Dean Pavlakis adds: There is some debate over whether the Congo catastrophe qualifies as genocide, because the Congo state did not act with the intent of eliminating one or more ethnic groups.[2] However, the 1948 UN Convention on Genocide includes deliberate killings, for whatever motive, of members of an ethnic group with the intent to destroy them as such, “in whole or in part.” This suggests that the Congo Free State, in deciding to wipe out particular ethnic groups that resisted its inhuman practices, did indeed practice genocide.[8]

REFERENCES
[1] Delathuy, A. M. De Kongo Staat van Leopold II: Het Verloren Paradijs. Standaard Uitgeverij n.v., Antwerpen, 1989.
[2] Hochschild, Adam. King Leopold’s Ghost : A Story of Greed, Terror, and Heroism in Colonial Africa. Houghton Mifflin Company, Boston and New York, 1998.
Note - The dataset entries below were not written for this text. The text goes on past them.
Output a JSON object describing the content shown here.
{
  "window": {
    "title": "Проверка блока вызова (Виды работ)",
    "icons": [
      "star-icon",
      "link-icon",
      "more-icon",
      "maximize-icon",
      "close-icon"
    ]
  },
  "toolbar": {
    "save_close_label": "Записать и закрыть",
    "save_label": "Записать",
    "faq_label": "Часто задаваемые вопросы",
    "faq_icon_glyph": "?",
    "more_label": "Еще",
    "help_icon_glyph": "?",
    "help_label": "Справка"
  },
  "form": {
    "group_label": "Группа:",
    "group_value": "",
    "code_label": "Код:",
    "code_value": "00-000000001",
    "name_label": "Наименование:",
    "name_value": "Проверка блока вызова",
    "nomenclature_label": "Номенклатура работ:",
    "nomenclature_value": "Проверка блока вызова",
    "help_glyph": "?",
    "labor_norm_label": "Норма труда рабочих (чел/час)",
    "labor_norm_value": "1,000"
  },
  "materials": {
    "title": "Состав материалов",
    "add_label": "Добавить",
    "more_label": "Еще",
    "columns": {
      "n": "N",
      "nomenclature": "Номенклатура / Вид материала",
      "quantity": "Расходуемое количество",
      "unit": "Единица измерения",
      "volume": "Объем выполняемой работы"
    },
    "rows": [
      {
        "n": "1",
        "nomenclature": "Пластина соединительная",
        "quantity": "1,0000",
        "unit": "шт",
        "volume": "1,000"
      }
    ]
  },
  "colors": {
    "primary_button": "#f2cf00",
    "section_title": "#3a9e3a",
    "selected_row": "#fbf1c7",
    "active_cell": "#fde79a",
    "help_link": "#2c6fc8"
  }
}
[3] Ewans, Martin. European Atrocity, African Catastrophe: Leopold II, the Congo Free State and its Aftermath. RoutledgeCurzon, New York, 2002.
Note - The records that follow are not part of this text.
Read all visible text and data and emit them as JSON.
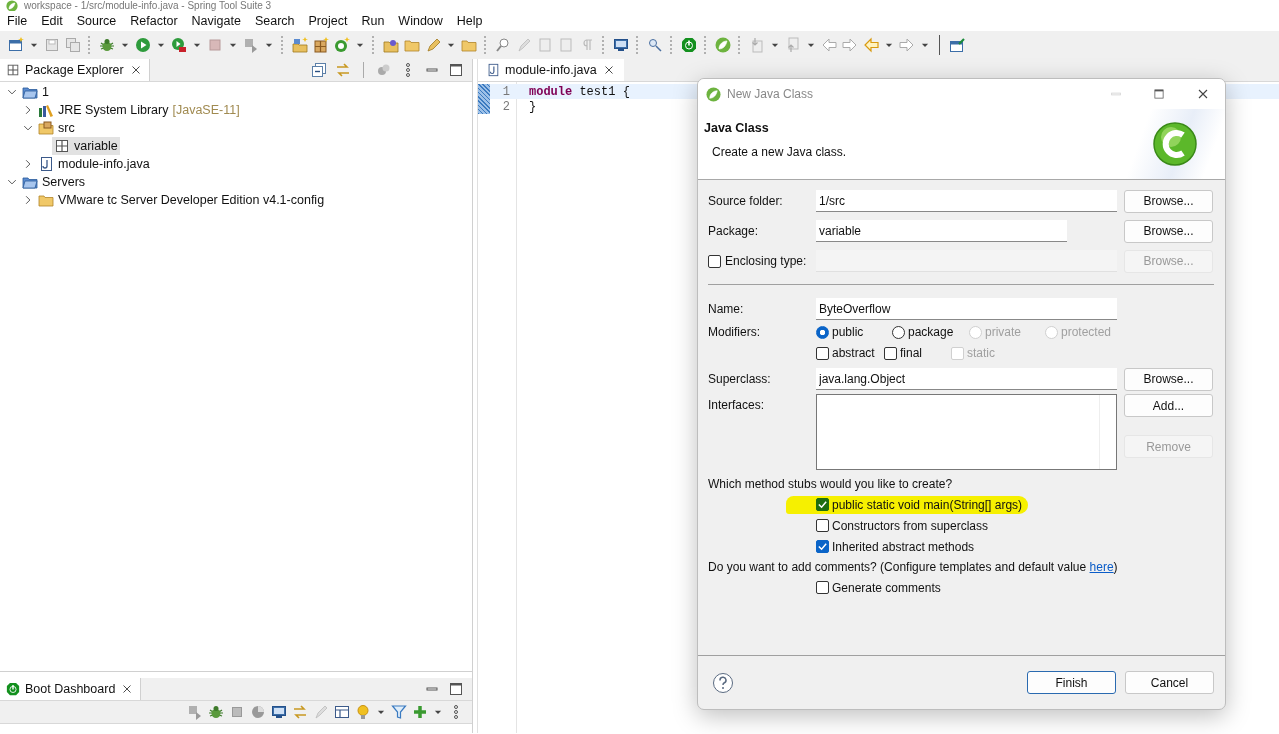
{
  "window": {
    "title": "workspace - 1/src/module-info.java - Spring Tool Suite 3"
  },
  "menu": [
    "File",
    "Edit",
    "Source",
    "Refactor",
    "Navigate",
    "Search",
    "Project",
    "Run",
    "Window",
    "Help"
  ],
  "package_explorer": {
    "title": "Package Explorer",
    "selected": true,
    "tree": [
      {
        "label": "1",
        "kind": "project",
        "expanded": true,
        "selected": false,
        "children": [
          {
            "label": "JRE System Library",
            "decoration": "[JavaSE-11]",
            "kind": "library",
            "expanded": false,
            "selected": false
          },
          {
            "label": "src",
            "kind": "source",
            "expanded": true,
            "selected": false,
            "children": [
              {
                "label": "variable",
                "kind": "package",
                "selected": true
              }
            ]
          },
          {
            "label": "module-info.java",
            "kind": "file",
            "expanded": false,
            "selected": false
          }
        ]
      },
      {
        "label": "Servers",
        "kind": "project",
        "expanded": true,
        "selected": false,
        "children": [
          {
            "label": "VMware tc Server Developer Edition v4.1-config",
            "kind": "folder",
            "expanded": false,
            "selected": false
          }
        ]
      }
    ]
  },
  "editor": {
    "tabs": [
      {
        "label": "module-info.java",
        "selected": true
      }
    ],
    "lines": [
      {
        "number": "1",
        "current": true,
        "tokens": [
          {
            "text": "module",
            "kind": "keyword"
          },
          {
            "text": " test1 {",
            "kind": "plain"
          }
        ]
      },
      {
        "number": "2",
        "current": false,
        "tokens": [
          {
            "text": "}",
            "kind": "plain"
          }
        ]
      }
    ]
  },
  "boot_dashboard": {
    "title": "Boot Dashboard"
  },
  "dialog": {
    "title": "New Java Class",
    "heading": "Java Class",
    "description": "Create a new Java class.",
    "source_folder": {
      "label": "Source folder:",
      "value": "1/src",
      "button": {
        "label": "Browse...",
        "disabled": false
      }
    },
    "package": {
      "label": "Package:",
      "value": "variable",
      "button": {
        "label": "Browse...",
        "disabled": false
      }
    },
    "enclosing_type": {
      "label": "Enclosing type:",
      "checked": false,
      "button": {
        "label": "Browse...",
        "disabled": true
      }
    },
    "name": {
      "label": "Name:",
      "value": "ByteOverflow"
    },
    "modifiers": {
      "label": "Modifiers:",
      "access": [
        {
          "label": "public",
          "selected": true,
          "disabled": false
        },
        {
          "label": "package",
          "selected": false,
          "disabled": false
        },
        {
          "label": "private",
          "selected": false,
          "disabled": true
        },
        {
          "label": "protected",
          "selected": false,
          "disabled": true
        }
      ],
      "flags": [
        {
          "label": "abstract",
          "checked": false,
          "disabled": false
        },
        {
          "label": "final",
          "checked": false,
          "disabled": false
        },
        {
          "label": "static",
          "checked": false,
          "disabled": true
        }
      ]
    },
    "superclass": {
      "label": "Superclass:",
      "value": "java.lang.Object",
      "button": {
        "label": "Browse...",
        "disabled": false
      }
    },
    "interfaces": {
      "label": "Interfaces:",
      "buttons": [
        {
          "label": "Add...",
          "disabled": false
        },
        {
          "label": "Remove",
          "disabled": true
        }
      ]
    },
    "stubs": {
      "question": "Which method stubs would you like to create?",
      "options": [
        {
          "label": "public static void main(String[] args)",
          "checked": true,
          "highlighted": true
        },
        {
          "label": "Constructors from superclass",
          "checked": false,
          "highlighted": false
        },
        {
          "label": "Inherited abstract methods",
          "checked": true,
          "highlighted": false
        }
      ]
    },
    "comments": {
      "question": "Do you want to add comments? (Configure templates and default value ",
      "link": "here",
      "after": ")",
      "options": [
        {
          "label": "Generate comments",
          "checked": false
        }
      ]
    },
    "buttons": [
      {
        "label": "Finish",
        "default": true
      },
      {
        "label": "Cancel",
        "default": false
      }
    ]
  }
}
[4] ERGO, André-Bernard. Congo Belge: La colonie assassinée. L’Harmattan, Paris, 2008.
[5] Larned, J. N. The Congo. History for Ready Reference: From the Best Historians, Biographers, and Specialists, Volume VII− Recent History (1901-1910) A to Z. The C. A. Nichols Co.. Springfield, Mass., 1910.
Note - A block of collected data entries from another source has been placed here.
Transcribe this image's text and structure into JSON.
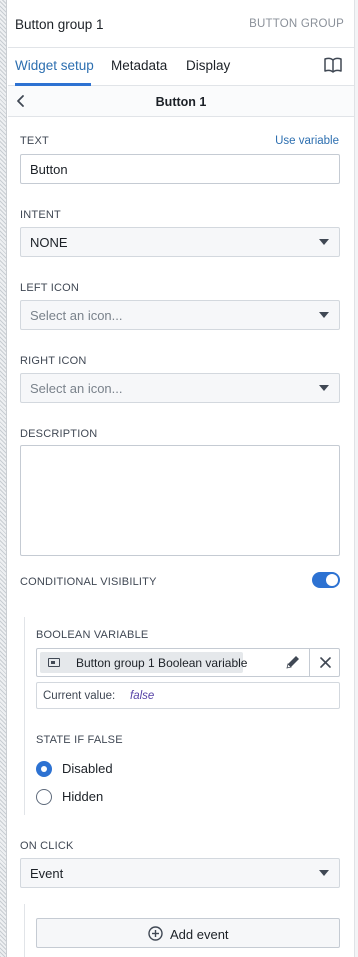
{
  "header": {
    "title": "Button group 1",
    "type_label": "BUTTON GROUP"
  },
  "tabs": [
    {
      "label": "Widget setup",
      "active": true
    },
    {
      "label": "Metadata",
      "active": false
    },
    {
      "label": "Display",
      "active": false
    }
  ],
  "icons": {
    "docs": "book-icon",
    "back": "chevron-left-icon",
    "edit": "pencil-icon",
    "remove": "close-icon",
    "add": "plus-circle-icon",
    "variable": "boolean-variable-icon"
  },
  "subheader": {
    "title": "Button 1"
  },
  "text_field": {
    "label": "TEXT",
    "link": "Use variable",
    "value": "Button"
  },
  "intent": {
    "label": "INTENT",
    "value": "NONE"
  },
  "left_icon": {
    "label": "LEFT ICON",
    "placeholder": "Select an icon..."
  },
  "right_icon": {
    "label": "RIGHT ICON",
    "placeholder": "Select an icon..."
  },
  "description": {
    "label": "DESCRIPTION",
    "value": ""
  },
  "conditional_visibility": {
    "label": "CONDITIONAL VISIBILITY",
    "enabled": true
  },
  "boolean_variable": {
    "label": "BOOLEAN VARIABLE",
    "name": "Button group 1 Boolean variable",
    "current_value_label": "Current value:",
    "current_value": "false"
  },
  "state_if_false": {
    "label": "STATE IF FALSE",
    "options": [
      {
        "label": "Disabled",
        "selected": true
      },
      {
        "label": "Hidden",
        "selected": false
      }
    ]
  },
  "on_click": {
    "label": "ON CLICK",
    "value": "Event",
    "add_label": "Add event"
  },
  "colors": {
    "accent": "#2d72d2",
    "link": "#2d6fb0",
    "value_italic": "#5642a6"
  }
}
[6] Jones, Adam. Genocide: A Comprehensive Introduction. Routledge, London and New York, 2006, p.42.
[7] Wrong, Michela. “Belgium confronts its heart of darkness” in The  Independent, February 23, 2005. Available at: http://www.independent.co.uk/news/world/europe/belgium-confronts-its-heart-of-darkness-484374.html. Accessed October 2011.  
[8] Kiernan, Ben. “From Irish Famine to Congo Reform: Nineteenth-Century Roots of International Human Rights Law and Activism,” in R. Provost and P. Akhavan (eds.), Confronting Genocide, Ius Gentium: Comparative Perspectives on Law and Justice 7, Springer, Heidelberg-London-New York, 2011, 13-43.